Complete Book of Rifles and Shotguns, 1961 First Edition

...In the old days many citizens liked 3-inch 20- and 16-gauge shells with what were then considered heavy loads of shot for duck shooting. Repeaters wouldn't handle the long shells and they died off. In 16 gauge, so far as I know, they have never been revived, but for years various knowledgeable shots around the Winchester and Western plants were using Model 21 Winchester doubles for 3-inch 20-gauge shells on ducks, and a few years ago these manufacturers put the shells on the open market.
    I have a 20-gauge Model 21 for the 3-inch magnum shell and I love it...

Outdoor Life, September, 1965, page 74.

...    Winchester executives are responsible for the current popularity of the 20 gauge Magnum with the 3-in. case. Not long after World War II, I began to hear by the grapevine that some of the big wheels of Winchester-Western had been getting Model 21 Winchester doubles made for 3-in. and had been shooting 1-1/8 oz. of shot on ducks with great success.

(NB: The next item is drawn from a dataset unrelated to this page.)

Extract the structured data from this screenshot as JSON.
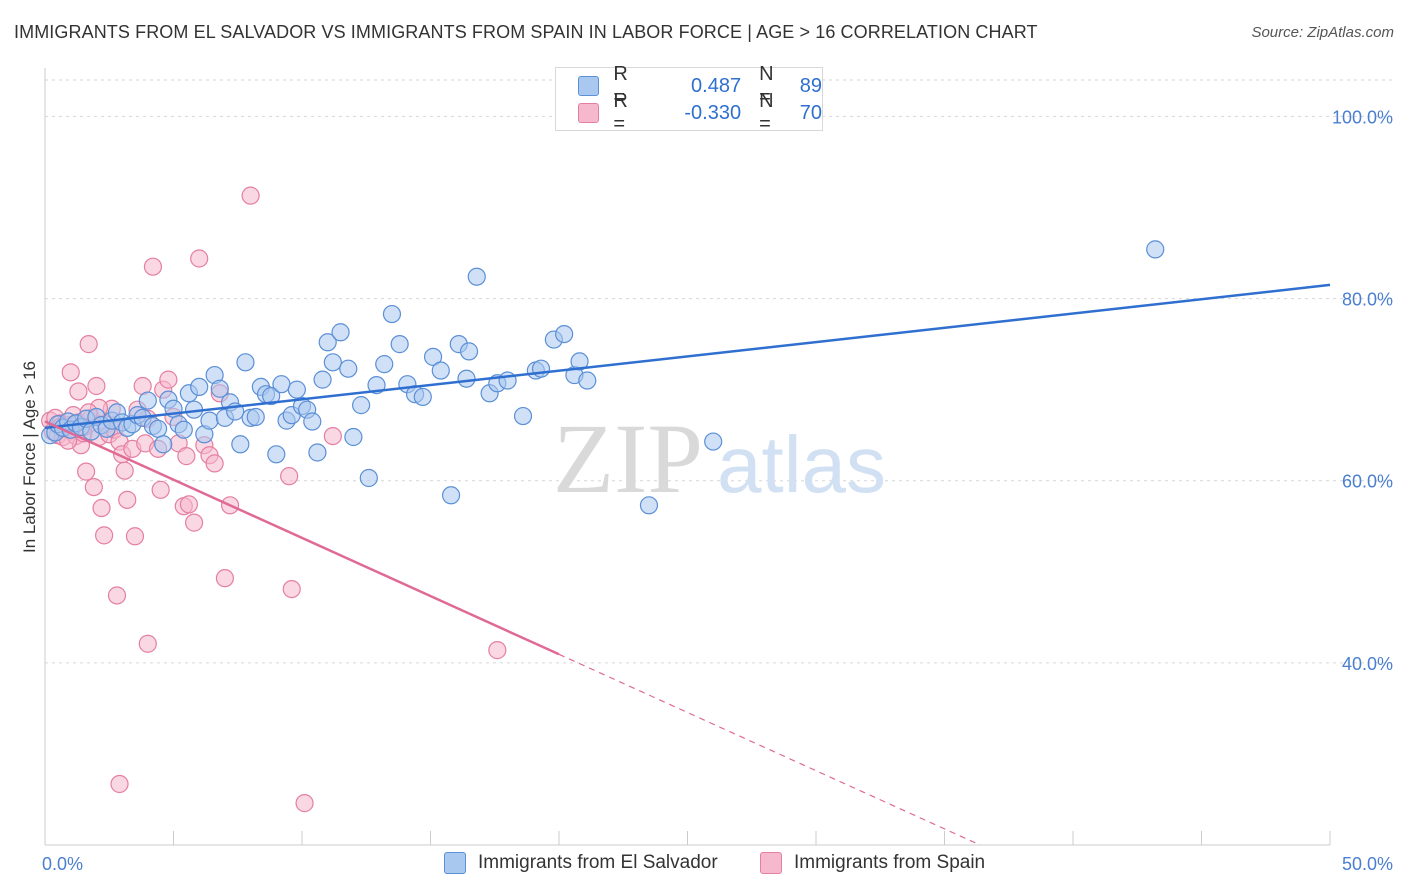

I borrowed a long-chambered 20, used it, and liked it. As we have seen, I have had such a Model 21 for over 10 years...

Warren Page

Gun Digest, 1954 "What's New with Winchester?  p. 184-185
...Another Winchester-Western development fills the needs of fewer shooter, but it may serve to stand part of the shotgun world on its tin ear.  That's a 3-inch 20-gauge shell, a 20-bore Magnum.

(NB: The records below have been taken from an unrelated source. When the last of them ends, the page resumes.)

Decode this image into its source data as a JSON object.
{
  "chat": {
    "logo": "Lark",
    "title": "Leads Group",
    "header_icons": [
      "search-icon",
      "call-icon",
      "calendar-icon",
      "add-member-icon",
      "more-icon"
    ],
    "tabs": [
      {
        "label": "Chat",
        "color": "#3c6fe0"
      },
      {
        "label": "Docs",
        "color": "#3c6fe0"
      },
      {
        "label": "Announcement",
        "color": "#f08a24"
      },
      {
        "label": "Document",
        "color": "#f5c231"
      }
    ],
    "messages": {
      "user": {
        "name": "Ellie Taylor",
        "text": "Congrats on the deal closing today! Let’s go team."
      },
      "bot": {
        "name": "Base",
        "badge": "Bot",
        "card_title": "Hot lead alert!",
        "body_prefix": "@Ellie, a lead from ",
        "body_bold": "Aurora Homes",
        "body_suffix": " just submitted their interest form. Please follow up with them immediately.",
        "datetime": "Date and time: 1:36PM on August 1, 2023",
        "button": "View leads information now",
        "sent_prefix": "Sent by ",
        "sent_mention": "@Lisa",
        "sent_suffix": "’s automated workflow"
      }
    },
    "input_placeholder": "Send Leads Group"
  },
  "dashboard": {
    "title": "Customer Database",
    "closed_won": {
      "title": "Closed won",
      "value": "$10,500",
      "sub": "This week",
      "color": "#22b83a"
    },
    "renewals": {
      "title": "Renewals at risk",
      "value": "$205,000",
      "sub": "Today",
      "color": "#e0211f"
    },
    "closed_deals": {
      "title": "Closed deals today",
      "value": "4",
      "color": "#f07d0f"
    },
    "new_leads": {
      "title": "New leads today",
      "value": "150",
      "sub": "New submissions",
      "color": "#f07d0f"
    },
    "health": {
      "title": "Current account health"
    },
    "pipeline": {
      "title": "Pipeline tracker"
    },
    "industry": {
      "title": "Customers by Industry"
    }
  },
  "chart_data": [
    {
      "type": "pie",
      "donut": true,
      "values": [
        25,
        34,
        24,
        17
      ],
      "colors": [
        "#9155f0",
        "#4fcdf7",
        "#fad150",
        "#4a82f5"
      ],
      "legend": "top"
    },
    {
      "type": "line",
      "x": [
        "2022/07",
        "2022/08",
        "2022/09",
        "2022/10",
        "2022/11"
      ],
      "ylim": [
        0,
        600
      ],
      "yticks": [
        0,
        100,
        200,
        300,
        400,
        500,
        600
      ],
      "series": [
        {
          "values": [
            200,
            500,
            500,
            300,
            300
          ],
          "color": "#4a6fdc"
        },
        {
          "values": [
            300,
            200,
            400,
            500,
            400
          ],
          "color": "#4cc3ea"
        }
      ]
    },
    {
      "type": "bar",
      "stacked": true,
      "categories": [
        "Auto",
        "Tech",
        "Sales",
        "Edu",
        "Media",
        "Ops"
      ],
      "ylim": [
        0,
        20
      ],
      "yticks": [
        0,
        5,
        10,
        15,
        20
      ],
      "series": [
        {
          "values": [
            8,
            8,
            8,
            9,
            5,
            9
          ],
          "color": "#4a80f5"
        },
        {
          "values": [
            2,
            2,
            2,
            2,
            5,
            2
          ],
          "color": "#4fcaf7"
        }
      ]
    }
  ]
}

     It's not exactly new, in that such loads have been field-tested for a number of years by top brass in the Olin Industries plants, among them devoted and skilled waterfowlers like John and Spencer Olin, Mississippi Flyway duck shooters who followed them into a blind may have been mystified by the extra-long 20-gauge empties--not that the expert shotgunnery of the Olins leaves many empties littering the blind even on a limit day-but keeping up this small mystery was all to the good, since long testing insured that there were no bugs left in the load before its release to the public.

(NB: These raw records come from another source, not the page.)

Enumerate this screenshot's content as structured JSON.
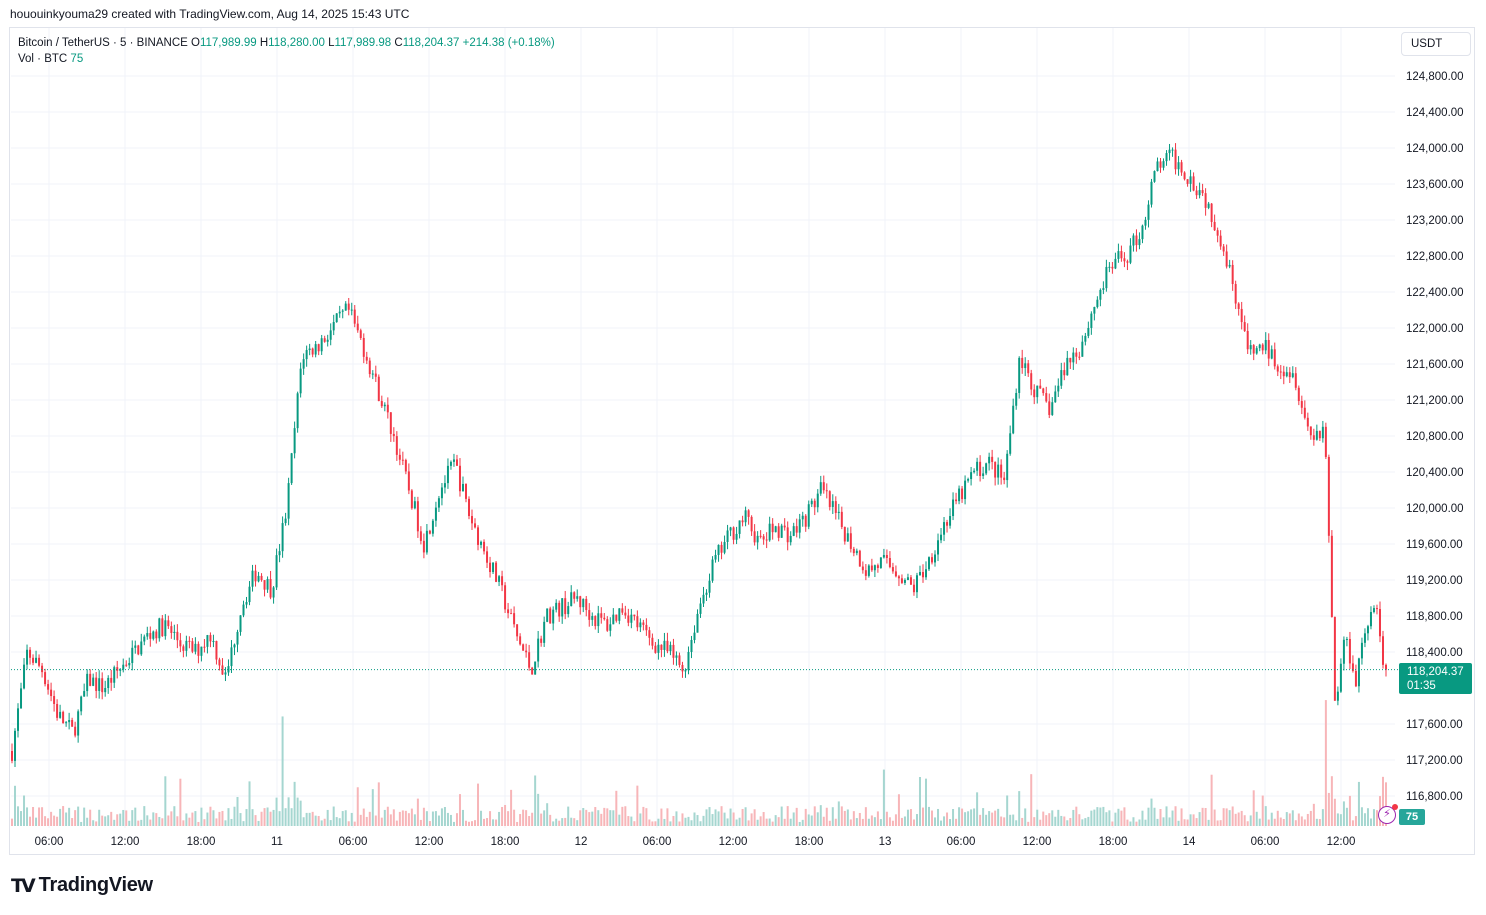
{
  "caption": "hououinkyouma29 created with TradingView.com, Aug 14, 2025 15:43 UTC",
  "legend": {
    "symbol": "Bitcoin / TetherUS · 5 · BINANCE",
    "open_label": "O",
    "open": "117,989.99",
    "high_label": "H",
    "high": "118,280.00",
    "low_label": "L",
    "low": "117,989.98",
    "close_label": "C",
    "close": "118,204.37",
    "change": "+214.38 (+0.18%)",
    "vol_label": "Vol · BTC",
    "vol_value": "75"
  },
  "currency_button": "USDT",
  "last_price": {
    "price": "118,204.37",
    "countdown": "01:35"
  },
  "volume_badge": "75",
  "brand": "TradingView",
  "colors": {
    "up": "#089981",
    "down": "#f23645",
    "vol_up": "#a5d6d0",
    "vol_down": "#f7b5b8",
    "grid": "#f0f3fa",
    "axis_text": "#131722"
  },
  "chart_data": {
    "type": "candlestick",
    "timeframe": "5",
    "y_ticks": [
      "124,800.00",
      "124,400.00",
      "124,000.00",
      "123,600.00",
      "123,200.00",
      "122,800.00",
      "122,400.00",
      "122,000.00",
      "121,600.00",
      "121,200.00",
      "120,800.00",
      "120,400.00",
      "120,000.00",
      "119,600.00",
      "119,200.00",
      "118,800.00",
      "118,400.00",
      "117,600.00",
      "117,200.00",
      "116,800.00"
    ],
    "x_ticks": [
      "06:00",
      "12:00",
      "18:00",
      "11",
      "06:00",
      "12:00",
      "18:00",
      "12",
      "06:00",
      "12:00",
      "18:00",
      "13",
      "06:00",
      "12:00",
      "18:00",
      "14",
      "06:00",
      "12:00"
    ],
    "ylim": [
      116800,
      124800
    ],
    "price_path": [
      [
        0,
        117300
      ],
      [
        3,
        118400
      ],
      [
        6,
        118200
      ],
      [
        9,
        117700
      ],
      [
        12,
        117500
      ],
      [
        15,
        118100
      ],
      [
        18,
        118000
      ],
      [
        21,
        118200
      ],
      [
        24,
        118400
      ],
      [
        27,
        118600
      ],
      [
        30,
        118700
      ],
      [
        33,
        118500
      ],
      [
        36,
        118400
      ],
      [
        39,
        118600
      ],
      [
        42,
        118100
      ],
      [
        45,
        118900
      ],
      [
        48,
        119300
      ],
      [
        51,
        119100
      ],
      [
        54,
        120000
      ],
      [
        57,
        121700
      ],
      [
        60,
        121800
      ],
      [
        63,
        122000
      ],
      [
        66,
        122200
      ],
      [
        69,
        121800
      ],
      [
        72,
        121300
      ],
      [
        75,
        120800
      ],
      [
        78,
        120200
      ],
      [
        81,
        119600
      ],
      [
        84,
        120200
      ],
      [
        87,
        120500
      ],
      [
        90,
        119900
      ],
      [
        93,
        119500
      ],
      [
        96,
        119100
      ],
      [
        99,
        118600
      ],
      [
        102,
        118200
      ],
      [
        105,
        118800
      ],
      [
        108,
        118900
      ],
      [
        111,
        119000
      ],
      [
        114,
        118800
      ],
      [
        117,
        118700
      ],
      [
        120,
        118900
      ],
      [
        123,
        118700
      ],
      [
        126,
        118500
      ],
      [
        129,
        118400
      ],
      [
        132,
        118200
      ],
      [
        135,
        118900
      ],
      [
        138,
        119400
      ],
      [
        141,
        119700
      ],
      [
        144,
        119900
      ],
      [
        147,
        119600
      ],
      [
        150,
        119800
      ],
      [
        153,
        119700
      ],
      [
        156,
        119900
      ],
      [
        159,
        120200
      ],
      [
        162,
        119900
      ],
      [
        165,
        119600
      ],
      [
        168,
        119300
      ],
      [
        171,
        119400
      ],
      [
        174,
        119300
      ],
      [
        177,
        119100
      ],
      [
        180,
        119400
      ],
      [
        183,
        119800
      ],
      [
        186,
        120100
      ],
      [
        189,
        120400
      ],
      [
        192,
        120500
      ],
      [
        195,
        120300
      ],
      [
        198,
        121700
      ],
      [
        201,
        121300
      ],
      [
        204,
        121100
      ],
      [
        207,
        121600
      ],
      [
        210,
        121800
      ],
      [
        213,
        122300
      ],
      [
        216,
        122700
      ],
      [
        219,
        122800
      ],
      [
        222,
        123100
      ],
      [
        225,
        123800
      ],
      [
        228,
        123900
      ],
      [
        231,
        123700
      ],
      [
        234,
        123500
      ],
      [
        237,
        123100
      ],
      [
        240,
        122500
      ],
      [
        243,
        121700
      ],
      [
        246,
        121800
      ],
      [
        249,
        121600
      ],
      [
        252,
        121500
      ],
      [
        255,
        120800
      ],
      [
        258,
        120900
      ],
      [
        260,
        117800
      ],
      [
        262,
        118600
      ],
      [
        264,
        118100
      ],
      [
        266,
        118700
      ],
      [
        268,
        118900
      ],
      [
        270,
        118000
      ]
    ],
    "last_price": 118204.37,
    "volume_scale": "BTC"
  }
}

... The only gun factory-chambered for the new 3-incher right now is Winchester's Model 21 double, the only top-quality side-by-side made in this country today, and the 21 is of course no gun for the gink with a slim wallet, not at a starting price of over $300.   The birdies tell me that Winchester does not at present intend to chamber the Model 12 slide action for the new 3-incher; and what the possibility is of re-chambering other doubles or over-unders for the new hull remains to be seen.  No dice for any lightweight or any but the stoutest actions, that's for sure.  So the 3-inch 20-gauge is a specialty for the well-heeled so far, but what a specialty for the Model 21 fan for his second tight-bored set of barrels!